Wo kommt das her?

Das letzte Stück Weg zu meinem Bürojob könnte ich innerhalb fünf Minuten mit nur drei U-Bahnstationen zurücklegen. Doch nicht erst seit Corona laufe ich lieber zu Fuß. Berlins Mitte zeigt mir früh morgens, um kurz vor sechs, ein verschlafenes Gesicht. Die Stille auf dem Gendarmenmarkt hat etwas Weiches, irgendetwas zwischen Kissen und Federbett. Wo letzten Sommer jeden Nachmittag Touristengruppen, Hochzeitsgesellschaften, Studententreffen und Geschäftsbesprechungen durchgeführt, fotografiert und abgehalten wurden, sind nun Schatten und Schrittgeräusche meine einzigen Begleiter.

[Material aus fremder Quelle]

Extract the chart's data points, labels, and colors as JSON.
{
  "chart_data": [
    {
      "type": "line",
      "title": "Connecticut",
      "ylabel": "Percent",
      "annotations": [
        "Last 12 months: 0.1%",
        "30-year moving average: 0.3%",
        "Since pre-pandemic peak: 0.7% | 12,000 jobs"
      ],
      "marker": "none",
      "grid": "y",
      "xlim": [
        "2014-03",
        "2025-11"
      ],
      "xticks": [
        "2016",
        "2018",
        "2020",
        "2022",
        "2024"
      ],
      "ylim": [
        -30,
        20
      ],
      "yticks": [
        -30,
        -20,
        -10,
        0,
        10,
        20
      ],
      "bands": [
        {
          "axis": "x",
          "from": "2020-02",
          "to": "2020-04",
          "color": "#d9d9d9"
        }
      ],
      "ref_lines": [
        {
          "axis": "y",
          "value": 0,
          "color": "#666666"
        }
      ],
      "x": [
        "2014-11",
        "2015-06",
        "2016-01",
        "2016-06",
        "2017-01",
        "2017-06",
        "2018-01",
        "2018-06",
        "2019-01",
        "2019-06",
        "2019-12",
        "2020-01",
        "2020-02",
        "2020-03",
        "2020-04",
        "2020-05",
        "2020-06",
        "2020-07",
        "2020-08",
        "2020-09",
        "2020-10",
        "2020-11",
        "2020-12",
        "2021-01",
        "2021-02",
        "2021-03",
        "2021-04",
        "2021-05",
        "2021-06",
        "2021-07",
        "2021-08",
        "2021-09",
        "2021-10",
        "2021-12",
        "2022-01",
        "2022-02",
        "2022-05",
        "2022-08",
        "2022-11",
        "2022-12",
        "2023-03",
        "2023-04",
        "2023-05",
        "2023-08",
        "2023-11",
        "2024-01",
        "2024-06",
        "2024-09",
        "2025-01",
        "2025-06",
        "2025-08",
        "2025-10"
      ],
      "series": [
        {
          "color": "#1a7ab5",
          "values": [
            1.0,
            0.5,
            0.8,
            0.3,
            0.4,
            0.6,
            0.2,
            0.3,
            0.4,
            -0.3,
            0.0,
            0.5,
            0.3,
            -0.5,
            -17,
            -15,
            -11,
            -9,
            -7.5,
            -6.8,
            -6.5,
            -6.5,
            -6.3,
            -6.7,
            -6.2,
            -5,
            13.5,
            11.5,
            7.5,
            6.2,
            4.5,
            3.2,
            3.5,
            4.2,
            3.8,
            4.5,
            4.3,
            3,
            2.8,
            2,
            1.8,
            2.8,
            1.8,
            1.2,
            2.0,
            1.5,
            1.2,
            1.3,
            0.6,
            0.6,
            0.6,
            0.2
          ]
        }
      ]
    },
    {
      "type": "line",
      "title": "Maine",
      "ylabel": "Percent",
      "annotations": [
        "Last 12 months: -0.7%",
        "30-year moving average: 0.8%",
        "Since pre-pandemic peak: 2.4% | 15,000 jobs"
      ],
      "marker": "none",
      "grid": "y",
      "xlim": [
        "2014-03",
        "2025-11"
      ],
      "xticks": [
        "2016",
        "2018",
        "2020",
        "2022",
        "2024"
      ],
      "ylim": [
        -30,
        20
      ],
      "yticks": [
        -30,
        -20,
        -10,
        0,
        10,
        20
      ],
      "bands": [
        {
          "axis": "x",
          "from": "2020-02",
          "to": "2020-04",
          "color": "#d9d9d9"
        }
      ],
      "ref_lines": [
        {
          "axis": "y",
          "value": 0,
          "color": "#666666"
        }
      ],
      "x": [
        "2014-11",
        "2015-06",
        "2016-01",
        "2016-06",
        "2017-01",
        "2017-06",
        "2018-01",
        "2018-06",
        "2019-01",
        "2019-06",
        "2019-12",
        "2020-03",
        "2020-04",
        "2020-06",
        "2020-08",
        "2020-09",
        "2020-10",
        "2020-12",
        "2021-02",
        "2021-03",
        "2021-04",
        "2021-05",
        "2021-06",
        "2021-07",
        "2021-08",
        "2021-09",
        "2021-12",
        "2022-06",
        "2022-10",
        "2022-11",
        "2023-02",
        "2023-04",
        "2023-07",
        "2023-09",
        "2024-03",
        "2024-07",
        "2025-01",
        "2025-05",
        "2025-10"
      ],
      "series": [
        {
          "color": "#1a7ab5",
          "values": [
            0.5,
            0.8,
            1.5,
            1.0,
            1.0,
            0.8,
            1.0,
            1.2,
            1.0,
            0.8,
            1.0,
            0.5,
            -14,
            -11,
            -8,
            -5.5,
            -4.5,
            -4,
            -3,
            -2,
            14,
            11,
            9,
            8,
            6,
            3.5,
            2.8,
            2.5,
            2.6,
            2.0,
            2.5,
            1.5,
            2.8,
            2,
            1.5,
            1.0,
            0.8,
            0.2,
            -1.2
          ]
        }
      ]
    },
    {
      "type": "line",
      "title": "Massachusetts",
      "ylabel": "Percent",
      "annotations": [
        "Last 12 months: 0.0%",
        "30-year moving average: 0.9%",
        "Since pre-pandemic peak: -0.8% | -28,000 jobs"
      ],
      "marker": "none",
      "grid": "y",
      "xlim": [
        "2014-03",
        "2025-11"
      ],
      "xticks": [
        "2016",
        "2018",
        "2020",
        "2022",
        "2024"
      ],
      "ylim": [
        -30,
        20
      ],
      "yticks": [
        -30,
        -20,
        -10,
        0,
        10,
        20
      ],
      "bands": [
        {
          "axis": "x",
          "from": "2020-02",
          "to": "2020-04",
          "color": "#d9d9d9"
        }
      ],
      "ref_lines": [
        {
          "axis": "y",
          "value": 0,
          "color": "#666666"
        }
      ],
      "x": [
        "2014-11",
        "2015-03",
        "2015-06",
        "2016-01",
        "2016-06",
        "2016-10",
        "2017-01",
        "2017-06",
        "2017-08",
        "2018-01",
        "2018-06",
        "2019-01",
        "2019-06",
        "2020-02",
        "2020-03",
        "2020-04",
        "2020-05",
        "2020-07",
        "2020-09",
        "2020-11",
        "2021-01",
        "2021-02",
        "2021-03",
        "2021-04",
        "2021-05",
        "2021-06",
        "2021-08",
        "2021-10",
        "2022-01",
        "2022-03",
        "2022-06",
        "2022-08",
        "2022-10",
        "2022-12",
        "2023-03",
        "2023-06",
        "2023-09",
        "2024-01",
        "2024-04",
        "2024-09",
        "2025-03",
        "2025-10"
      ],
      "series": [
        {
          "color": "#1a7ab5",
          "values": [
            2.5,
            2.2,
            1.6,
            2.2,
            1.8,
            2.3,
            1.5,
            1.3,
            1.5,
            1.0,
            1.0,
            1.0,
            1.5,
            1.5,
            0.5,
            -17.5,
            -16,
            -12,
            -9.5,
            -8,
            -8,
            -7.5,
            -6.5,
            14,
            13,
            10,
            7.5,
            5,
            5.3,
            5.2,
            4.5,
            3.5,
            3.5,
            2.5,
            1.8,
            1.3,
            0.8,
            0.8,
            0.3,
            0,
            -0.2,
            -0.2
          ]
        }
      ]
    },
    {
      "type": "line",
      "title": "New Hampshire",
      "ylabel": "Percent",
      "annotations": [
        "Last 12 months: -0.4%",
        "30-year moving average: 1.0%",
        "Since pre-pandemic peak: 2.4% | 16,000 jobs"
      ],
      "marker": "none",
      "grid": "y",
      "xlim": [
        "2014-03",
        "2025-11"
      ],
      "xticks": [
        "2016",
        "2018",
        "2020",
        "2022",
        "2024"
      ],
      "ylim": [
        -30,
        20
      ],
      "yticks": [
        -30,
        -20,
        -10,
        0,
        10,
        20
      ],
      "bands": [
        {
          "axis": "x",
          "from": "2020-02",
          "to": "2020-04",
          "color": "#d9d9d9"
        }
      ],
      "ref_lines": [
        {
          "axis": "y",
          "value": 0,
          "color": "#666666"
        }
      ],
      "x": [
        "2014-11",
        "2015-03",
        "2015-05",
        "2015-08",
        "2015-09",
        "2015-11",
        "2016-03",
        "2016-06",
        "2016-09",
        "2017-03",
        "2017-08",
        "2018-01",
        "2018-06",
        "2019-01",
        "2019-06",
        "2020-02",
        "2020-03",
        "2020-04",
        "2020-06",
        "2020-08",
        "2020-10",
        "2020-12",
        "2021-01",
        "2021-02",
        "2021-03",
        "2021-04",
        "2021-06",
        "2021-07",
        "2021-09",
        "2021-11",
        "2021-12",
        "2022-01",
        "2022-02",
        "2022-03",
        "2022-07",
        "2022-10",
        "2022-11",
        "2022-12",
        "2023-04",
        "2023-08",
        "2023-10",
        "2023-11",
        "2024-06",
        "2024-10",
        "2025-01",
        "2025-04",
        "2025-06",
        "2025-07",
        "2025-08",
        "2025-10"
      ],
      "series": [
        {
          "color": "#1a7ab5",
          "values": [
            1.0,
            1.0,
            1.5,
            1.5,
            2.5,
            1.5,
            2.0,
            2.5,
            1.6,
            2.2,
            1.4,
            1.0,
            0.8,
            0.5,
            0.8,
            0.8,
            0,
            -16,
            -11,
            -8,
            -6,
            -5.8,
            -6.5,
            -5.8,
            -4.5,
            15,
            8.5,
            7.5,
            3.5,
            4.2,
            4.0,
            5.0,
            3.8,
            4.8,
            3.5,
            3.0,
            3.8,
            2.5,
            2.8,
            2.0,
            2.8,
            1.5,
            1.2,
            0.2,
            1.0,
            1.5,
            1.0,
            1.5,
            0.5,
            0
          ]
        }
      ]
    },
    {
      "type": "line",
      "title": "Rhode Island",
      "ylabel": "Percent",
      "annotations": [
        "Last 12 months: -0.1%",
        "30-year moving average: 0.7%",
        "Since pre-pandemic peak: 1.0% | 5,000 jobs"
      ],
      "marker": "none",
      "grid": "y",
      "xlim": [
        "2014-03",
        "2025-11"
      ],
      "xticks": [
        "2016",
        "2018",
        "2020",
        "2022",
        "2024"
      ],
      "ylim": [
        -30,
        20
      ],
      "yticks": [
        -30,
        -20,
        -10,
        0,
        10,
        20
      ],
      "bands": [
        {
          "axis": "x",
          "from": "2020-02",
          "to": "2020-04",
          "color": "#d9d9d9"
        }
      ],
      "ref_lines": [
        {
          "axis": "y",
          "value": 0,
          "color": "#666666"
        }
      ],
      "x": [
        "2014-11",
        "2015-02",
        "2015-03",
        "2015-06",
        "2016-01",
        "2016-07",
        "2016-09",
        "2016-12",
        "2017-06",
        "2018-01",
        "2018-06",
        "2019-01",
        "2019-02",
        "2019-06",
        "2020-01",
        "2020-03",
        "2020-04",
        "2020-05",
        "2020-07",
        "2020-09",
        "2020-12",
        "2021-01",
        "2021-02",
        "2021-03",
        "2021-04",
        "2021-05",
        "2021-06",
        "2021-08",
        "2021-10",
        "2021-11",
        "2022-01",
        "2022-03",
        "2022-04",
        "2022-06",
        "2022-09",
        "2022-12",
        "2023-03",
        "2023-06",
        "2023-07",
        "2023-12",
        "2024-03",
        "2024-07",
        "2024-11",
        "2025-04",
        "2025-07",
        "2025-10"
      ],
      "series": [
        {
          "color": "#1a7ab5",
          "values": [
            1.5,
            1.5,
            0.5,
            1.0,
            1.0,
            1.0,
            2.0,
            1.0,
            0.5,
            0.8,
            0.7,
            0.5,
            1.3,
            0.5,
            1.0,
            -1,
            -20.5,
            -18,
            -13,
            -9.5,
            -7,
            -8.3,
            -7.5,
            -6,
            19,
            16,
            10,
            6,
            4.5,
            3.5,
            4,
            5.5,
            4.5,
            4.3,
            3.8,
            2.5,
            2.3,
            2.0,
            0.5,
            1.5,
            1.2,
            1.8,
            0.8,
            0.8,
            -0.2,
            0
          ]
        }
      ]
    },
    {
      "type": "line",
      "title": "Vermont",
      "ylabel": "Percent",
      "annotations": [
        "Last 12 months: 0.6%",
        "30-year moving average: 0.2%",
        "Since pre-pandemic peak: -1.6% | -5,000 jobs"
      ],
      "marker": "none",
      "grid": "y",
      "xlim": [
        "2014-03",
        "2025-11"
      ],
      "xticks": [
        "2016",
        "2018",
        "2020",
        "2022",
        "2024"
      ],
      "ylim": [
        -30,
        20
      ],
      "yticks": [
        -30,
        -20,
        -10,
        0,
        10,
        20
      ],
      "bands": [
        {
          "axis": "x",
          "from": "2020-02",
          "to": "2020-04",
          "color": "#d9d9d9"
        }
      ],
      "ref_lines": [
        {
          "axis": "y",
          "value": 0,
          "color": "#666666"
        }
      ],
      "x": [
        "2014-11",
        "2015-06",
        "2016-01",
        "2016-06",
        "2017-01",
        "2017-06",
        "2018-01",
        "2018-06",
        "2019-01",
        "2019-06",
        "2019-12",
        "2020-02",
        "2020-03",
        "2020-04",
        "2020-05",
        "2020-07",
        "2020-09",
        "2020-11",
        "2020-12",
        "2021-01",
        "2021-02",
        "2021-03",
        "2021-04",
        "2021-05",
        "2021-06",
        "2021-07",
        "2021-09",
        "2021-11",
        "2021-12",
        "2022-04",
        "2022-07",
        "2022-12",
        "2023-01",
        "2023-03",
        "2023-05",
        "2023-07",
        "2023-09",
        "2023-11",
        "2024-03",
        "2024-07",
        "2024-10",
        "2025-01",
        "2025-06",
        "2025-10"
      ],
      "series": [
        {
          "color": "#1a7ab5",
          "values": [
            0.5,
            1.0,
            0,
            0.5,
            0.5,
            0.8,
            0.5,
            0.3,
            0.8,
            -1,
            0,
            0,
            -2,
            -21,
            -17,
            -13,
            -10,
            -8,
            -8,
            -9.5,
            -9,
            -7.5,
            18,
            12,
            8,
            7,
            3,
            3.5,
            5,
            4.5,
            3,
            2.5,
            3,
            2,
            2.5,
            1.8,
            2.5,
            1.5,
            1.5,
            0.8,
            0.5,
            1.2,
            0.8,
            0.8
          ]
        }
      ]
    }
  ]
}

Umso erstaunter bemerke ich die festliche Beleuchtung ringsum. Jede Lampe ist in Dienst berufen. Die ansässigen fünf-Sterne-Hotels beherbergen kaum Gäste. Dennoch scheint der Anblick der Entrees ein wahres Fest im Innern zu versprechen. Die Bauzwillinge, der Französische und der Deutsche Dom strahlen golden um die Wette. Gewinner ist das Schauspielhaus dazwischen mit rotem Stimmungslicht, das jeden Sonnenaufgang verblassen lässt. Der Platz wirkt auf mich wie ein Christbaum nach dem Fest, dem die Lichterkette noch umhängt. Hier, im deutschen Herzen der EU, wird der Wahlspruch der Schotten (Lasst das Licht an, wir kommen zurück!) ernst genommen und für die eigene Krise benutzt.

Der Schneeregen macht das historische Pflaster noch einsamer. Andere eilige Seelen nehme ich nicht wahr, so tief ducke ich mich unter den Schirm. Den Blick nach unten gerichtet, husche ich durch ein paar Flocken, die so einzeln wie ich unterwegs sind. Es könnte glatt sein. Bloß nicht ausrutschen. Der Bruch im Handgelenk ist gerade am Verheilen, das Metall hält ihn noch zusammen.

Zwischen zwei grauen Steinen am Ende des Platzes schimmert es kupferfarben und rund. Ein eingesunkener Kronkorken vielleicht? Ich schubse das Blinken mit der Stiefelspitze, es hopst eine Ritze weiter. Ich bücke mich und halte ein fünf-Cent-Stück in den Fingern. Wo kommt das denn her? Schon lange sind die Geschäfte und Restaurants geschlossen. Seit Wochen flanieren hier keine Besucher, deren Geldbörsen locker genug sitzen, dass Bettler ihnen ein paar Münzen abluchsen könnten. Obdachlose habe ich ewig nicht gesehen. Verschwanden sie vor den Besuchern? Außerdem ist selbst in Bistros und Imbissbuden der Zahlungsverkehr auf bargeldlos umgestellt.

Mehr und mehr begreife ich unter diesen Umständen mein Glück, ein Centstück gefunden zu haben. Noch dazu ohne Tageslicht und bei miesem Wetter! Wieder fällt mir die Geschichte mit dem Glückscent ein, den man für den Nächsten „verlieren“ soll, damit dem Finder ein kleines Lächeln passiert. Ich stecke die fünf-Cent-Münze ein, einen Moment behalte ich sie noch.